DR. MARC DEITCH: Well, let me tell you my opinion of Dr. Hirsch's paper. First, I wouldn't call it a study. Uh, characterizing data on five patients is not a study. In reading through this report, which is really just a recitation of some very bizarre tests that he's done that I don't think are very well substantiated, some of which I've never heard of, apparently what this really is, is what the Supreme Court recently called junk science. This is not good science.
DR. ALAN HIRSCH: Five is a very small number, and we really need to do a much larger study, but even so, you know, we see women all day long, and these are very significant findings. If I saw these five women that worked in a single work site all with these problems, I would be calling the Department of Health. These are very significant findings for an otherwise young, healthy woman. You don't expect it.

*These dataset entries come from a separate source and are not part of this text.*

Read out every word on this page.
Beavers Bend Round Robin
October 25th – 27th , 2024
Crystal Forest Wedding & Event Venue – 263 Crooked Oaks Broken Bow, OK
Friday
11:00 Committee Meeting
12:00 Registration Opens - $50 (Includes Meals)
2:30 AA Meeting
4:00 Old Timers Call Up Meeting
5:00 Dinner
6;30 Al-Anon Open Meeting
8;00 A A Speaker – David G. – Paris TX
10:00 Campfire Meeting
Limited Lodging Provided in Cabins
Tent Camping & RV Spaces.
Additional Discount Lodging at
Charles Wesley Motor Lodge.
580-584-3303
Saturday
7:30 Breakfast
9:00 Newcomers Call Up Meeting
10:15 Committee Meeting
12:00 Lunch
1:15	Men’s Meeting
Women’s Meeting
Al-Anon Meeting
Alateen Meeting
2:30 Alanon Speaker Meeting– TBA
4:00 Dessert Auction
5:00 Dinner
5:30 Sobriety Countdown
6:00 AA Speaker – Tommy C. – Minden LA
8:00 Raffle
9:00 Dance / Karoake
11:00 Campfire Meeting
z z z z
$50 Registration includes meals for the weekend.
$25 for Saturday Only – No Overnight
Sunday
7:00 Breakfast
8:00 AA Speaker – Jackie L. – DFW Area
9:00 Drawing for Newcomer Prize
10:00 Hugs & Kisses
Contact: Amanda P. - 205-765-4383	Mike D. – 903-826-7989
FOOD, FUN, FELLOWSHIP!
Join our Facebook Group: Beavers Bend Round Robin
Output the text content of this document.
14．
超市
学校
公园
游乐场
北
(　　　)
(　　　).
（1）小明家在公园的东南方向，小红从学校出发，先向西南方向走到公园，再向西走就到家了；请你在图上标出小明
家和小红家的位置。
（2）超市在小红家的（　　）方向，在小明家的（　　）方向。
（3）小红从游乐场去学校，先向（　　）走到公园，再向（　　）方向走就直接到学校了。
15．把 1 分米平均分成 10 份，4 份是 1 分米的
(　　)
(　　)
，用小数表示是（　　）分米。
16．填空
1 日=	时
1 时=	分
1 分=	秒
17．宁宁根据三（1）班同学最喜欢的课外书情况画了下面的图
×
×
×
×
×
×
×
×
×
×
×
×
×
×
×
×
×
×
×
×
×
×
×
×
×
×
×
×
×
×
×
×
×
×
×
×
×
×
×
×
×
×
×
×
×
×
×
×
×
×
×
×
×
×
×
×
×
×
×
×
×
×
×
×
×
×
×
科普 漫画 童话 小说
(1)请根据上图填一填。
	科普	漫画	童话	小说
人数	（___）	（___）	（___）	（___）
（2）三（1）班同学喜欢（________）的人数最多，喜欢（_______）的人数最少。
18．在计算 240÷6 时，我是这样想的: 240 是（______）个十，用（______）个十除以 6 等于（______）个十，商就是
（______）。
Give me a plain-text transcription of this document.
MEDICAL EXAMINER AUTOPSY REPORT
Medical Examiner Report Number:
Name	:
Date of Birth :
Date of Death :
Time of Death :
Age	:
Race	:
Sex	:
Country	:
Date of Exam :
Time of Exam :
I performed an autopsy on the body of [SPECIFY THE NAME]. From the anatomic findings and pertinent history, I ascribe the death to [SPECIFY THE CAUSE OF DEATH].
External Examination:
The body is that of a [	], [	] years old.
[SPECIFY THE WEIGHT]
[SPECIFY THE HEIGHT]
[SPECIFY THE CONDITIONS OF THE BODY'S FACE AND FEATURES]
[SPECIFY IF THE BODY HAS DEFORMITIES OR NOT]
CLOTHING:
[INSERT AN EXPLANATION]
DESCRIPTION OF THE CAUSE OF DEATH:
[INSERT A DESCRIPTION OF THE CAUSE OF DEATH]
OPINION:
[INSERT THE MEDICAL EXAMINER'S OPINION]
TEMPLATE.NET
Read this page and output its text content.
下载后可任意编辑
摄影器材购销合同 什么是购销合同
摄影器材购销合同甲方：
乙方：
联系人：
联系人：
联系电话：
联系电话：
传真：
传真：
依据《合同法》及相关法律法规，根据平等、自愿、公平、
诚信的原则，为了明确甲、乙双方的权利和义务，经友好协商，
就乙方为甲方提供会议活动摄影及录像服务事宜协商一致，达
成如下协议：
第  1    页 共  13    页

ELIZABETH BRACKETT: Last August, the FDA renewed its support of Norplant, calling it a safe and effective contraceptive. But Norplant sales have decreased by 90 percent in the last year. Amy Cohen of Planned Parenthood, an organization that has worked hard to expand birth control options, says she fears Norplant could go the way of most intrauterine devices, the contraceptive sponge, or RU-486, methods easily available in other countries but driven or kept off the U.S. market by fear of lawsuits and protests.
AMY COHEN, Planned Parenthood: I am very, very concerned. I think there will be a chilling effect on research and development as lawsuits escalate and as companies see not only their margin, the profit margin disappearing, but seeing their profits disappearing in supporting themselves. And my big fear is that if we continue to see an escalation in the legal battles around this that what the consequences for us, the American public, is going to be is that we're not going to have many choices around family planning at all.
ELIZABETH BRACKETT: American women already have so few options that the most common method of birth control in this country is sterilization. So the drug's future is uncertain as Pamela Skowronski's case and hundreds of others inch their way through the legal system. The only thing that's certain is that they'll have a long time to wait. Wyeth-Ayerst has promised to stand behind Norplant and vigorously contest each and every case.